Why Fair for Rare
Australians living with rare disease deserve equal access to safe, effective treatments and healthcare management in a coordinated and adequately resourced approach, no matter where they live. Australia’s health system is not giving people with rare disease a ‘fair go’.
Australia needs to do better. We need a health system that is Fair for Rare. Rare Disease needs to become a national health priority so Australians with rare diseases can have extended and improved lives. While some great work is starting to happen in various parts of the country, more coordination, greater access and better resourcing is urgently needed. Through the provision of a coordinated care and health system; rare disease patients could have access to world class, best practice provision of diagnosis; care; therapies; treatment, support services and research.

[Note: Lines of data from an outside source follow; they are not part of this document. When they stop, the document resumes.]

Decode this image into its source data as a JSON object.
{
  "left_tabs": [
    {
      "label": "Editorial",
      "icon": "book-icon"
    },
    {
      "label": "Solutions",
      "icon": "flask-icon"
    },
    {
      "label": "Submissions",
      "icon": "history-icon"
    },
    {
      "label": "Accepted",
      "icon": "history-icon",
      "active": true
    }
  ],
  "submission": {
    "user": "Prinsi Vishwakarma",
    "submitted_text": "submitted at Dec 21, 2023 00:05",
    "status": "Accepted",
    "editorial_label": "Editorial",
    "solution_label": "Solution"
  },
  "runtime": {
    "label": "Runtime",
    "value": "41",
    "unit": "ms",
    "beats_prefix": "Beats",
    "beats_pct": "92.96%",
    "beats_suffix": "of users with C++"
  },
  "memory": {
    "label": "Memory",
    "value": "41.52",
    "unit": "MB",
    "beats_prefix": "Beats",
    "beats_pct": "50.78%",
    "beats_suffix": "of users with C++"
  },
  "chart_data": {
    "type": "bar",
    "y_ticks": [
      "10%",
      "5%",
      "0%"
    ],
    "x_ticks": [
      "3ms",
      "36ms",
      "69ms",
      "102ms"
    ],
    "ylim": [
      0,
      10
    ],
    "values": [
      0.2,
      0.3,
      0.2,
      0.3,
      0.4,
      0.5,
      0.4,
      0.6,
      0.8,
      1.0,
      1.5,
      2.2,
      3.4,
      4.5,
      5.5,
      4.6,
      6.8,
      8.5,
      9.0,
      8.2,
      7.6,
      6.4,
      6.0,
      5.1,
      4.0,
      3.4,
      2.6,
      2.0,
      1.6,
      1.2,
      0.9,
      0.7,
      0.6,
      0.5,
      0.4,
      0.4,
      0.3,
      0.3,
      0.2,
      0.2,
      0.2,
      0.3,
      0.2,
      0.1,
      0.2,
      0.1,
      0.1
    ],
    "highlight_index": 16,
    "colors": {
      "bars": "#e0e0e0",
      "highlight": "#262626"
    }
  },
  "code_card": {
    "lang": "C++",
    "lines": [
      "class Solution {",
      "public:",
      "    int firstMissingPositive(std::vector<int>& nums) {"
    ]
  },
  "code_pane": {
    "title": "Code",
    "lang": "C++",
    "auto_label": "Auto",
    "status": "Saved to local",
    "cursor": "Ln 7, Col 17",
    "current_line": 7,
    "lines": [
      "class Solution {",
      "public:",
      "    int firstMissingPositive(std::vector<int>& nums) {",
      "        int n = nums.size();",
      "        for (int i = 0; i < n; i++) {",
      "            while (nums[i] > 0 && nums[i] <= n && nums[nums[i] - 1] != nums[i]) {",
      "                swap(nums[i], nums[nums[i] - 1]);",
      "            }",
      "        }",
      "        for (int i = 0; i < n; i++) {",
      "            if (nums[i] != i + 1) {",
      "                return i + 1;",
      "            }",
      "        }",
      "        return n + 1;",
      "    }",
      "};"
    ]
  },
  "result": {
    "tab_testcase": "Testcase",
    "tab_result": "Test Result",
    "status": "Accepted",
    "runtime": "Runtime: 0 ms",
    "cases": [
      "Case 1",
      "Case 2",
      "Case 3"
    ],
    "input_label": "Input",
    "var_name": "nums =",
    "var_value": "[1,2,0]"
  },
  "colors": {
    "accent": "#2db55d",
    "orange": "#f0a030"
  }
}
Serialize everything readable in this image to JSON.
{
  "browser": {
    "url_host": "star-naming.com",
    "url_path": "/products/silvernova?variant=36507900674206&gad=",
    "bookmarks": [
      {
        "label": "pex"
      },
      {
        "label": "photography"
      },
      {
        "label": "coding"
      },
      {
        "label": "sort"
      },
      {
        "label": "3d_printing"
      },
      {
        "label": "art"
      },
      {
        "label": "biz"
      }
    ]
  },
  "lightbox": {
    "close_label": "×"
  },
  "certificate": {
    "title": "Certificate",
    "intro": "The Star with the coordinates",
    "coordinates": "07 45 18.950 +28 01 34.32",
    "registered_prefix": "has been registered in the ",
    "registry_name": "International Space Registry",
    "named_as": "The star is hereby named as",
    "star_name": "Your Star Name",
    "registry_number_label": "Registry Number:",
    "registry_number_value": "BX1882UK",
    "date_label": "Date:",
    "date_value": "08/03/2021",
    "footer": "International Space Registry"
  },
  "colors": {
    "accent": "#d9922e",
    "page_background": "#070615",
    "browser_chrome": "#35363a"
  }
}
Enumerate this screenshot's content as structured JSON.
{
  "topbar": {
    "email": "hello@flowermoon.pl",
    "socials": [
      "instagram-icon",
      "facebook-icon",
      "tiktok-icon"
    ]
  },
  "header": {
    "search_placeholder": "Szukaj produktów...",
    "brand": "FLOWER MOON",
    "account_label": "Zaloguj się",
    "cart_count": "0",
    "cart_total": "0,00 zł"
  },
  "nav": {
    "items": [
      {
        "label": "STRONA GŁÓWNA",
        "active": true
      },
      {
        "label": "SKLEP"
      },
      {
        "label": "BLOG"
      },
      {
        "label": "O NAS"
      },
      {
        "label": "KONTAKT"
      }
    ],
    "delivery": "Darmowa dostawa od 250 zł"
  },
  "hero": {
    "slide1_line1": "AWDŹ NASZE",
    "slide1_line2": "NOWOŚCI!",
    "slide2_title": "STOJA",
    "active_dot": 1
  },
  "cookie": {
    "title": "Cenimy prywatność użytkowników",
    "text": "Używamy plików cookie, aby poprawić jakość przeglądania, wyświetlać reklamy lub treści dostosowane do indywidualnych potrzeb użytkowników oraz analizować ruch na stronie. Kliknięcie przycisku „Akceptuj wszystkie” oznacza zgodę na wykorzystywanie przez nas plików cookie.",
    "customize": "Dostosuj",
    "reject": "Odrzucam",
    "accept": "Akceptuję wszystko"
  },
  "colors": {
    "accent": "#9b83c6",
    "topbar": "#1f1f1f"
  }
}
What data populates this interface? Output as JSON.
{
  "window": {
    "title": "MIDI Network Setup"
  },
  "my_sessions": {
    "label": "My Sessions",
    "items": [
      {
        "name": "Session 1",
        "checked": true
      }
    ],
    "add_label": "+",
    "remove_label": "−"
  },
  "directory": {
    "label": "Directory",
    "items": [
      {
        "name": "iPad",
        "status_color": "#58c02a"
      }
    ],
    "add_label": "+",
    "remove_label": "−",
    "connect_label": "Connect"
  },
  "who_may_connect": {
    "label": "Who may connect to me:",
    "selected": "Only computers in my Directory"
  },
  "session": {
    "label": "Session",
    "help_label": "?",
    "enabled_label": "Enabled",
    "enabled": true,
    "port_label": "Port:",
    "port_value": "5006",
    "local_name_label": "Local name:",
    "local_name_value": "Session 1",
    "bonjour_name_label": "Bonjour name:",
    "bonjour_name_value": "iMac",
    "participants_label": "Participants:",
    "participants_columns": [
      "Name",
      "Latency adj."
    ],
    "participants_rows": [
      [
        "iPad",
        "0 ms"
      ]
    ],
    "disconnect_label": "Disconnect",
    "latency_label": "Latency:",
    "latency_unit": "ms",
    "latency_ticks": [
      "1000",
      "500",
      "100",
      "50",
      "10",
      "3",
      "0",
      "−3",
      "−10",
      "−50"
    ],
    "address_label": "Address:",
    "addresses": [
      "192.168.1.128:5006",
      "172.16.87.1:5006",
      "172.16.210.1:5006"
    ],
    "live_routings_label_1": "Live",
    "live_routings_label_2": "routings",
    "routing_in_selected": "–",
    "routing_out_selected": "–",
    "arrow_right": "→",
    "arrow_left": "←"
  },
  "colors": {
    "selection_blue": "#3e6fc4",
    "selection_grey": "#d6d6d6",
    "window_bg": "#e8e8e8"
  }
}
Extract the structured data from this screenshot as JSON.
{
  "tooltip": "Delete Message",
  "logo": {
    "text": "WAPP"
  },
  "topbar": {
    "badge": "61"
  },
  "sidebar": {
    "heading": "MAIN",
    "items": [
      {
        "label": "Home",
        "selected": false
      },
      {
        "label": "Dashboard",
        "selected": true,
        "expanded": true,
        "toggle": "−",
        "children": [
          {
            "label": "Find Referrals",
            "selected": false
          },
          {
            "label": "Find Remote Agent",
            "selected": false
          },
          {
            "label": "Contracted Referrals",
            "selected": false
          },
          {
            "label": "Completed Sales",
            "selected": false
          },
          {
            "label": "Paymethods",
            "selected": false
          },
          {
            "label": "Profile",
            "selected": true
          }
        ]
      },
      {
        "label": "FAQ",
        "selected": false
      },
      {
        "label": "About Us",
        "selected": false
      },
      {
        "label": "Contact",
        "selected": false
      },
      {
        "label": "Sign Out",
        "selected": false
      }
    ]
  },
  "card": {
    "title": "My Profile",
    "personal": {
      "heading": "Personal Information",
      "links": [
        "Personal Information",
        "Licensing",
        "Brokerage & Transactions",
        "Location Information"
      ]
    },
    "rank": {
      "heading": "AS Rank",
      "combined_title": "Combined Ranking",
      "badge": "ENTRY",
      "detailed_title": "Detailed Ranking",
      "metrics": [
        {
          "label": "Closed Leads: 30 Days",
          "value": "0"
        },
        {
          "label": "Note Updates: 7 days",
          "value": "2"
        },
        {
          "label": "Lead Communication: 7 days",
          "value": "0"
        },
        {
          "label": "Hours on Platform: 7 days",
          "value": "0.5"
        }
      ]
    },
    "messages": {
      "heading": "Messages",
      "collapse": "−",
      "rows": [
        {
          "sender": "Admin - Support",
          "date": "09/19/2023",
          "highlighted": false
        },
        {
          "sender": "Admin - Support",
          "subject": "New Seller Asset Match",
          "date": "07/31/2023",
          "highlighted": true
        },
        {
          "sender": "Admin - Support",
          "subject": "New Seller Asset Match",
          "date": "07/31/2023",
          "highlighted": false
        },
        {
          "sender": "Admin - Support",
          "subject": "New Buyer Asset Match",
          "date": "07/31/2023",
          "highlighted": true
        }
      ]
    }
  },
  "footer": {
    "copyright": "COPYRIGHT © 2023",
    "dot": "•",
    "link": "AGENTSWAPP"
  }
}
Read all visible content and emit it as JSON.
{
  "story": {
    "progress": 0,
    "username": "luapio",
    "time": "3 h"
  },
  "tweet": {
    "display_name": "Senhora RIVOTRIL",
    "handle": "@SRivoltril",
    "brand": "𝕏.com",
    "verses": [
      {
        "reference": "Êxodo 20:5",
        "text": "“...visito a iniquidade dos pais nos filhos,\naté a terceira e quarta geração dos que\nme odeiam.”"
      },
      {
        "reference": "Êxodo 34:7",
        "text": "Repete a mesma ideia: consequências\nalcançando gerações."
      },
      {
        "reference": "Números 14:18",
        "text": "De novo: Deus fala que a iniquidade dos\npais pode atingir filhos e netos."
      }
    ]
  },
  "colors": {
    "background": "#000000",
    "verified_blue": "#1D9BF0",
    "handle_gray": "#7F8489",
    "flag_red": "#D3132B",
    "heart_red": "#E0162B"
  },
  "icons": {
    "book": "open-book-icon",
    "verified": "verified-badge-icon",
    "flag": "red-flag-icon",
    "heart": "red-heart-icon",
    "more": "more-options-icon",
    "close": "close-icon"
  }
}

The Fair for Rare campaign enables people living with a rare disease to share their story of living with rare disease and demand a ‘fair go’. Fair for Rare will show the real impact of rare diseases in Australia and the disparity in access to care, treatment and research. We will showcase effective responses to rare disease and call for these to be accessible for all. The rare disease community calls on policy makers to take action and support Fair for Rare.
The Ripple Effect of Rare Disease
A rare disease is any life-threatening or chronically debilitating disorder or condition which is uncommon in the general population. Rare disease typically exhibit a high level of symptom complexity and they very frequently require specialised combined treatments and clinical care. Current conservative estimates indicate that approximately 6-8% of Australians are affected by a rare disease.
There are many issues common to rare disease regarding diagnosis, access to coordinated care, access to services, access to treatment and role of research. Diagnosis is often difficult or delayed and many rare diseases have no effective treatment. Some require new expensive treatments and patients often have no choice but to lobby Government for access to treatment. Information about rare diseases is often scarce or difficult to access for the health professional, patient and supporters. The psychological burden and lack of practical support is a major issue in the treatment and management of rare diseases.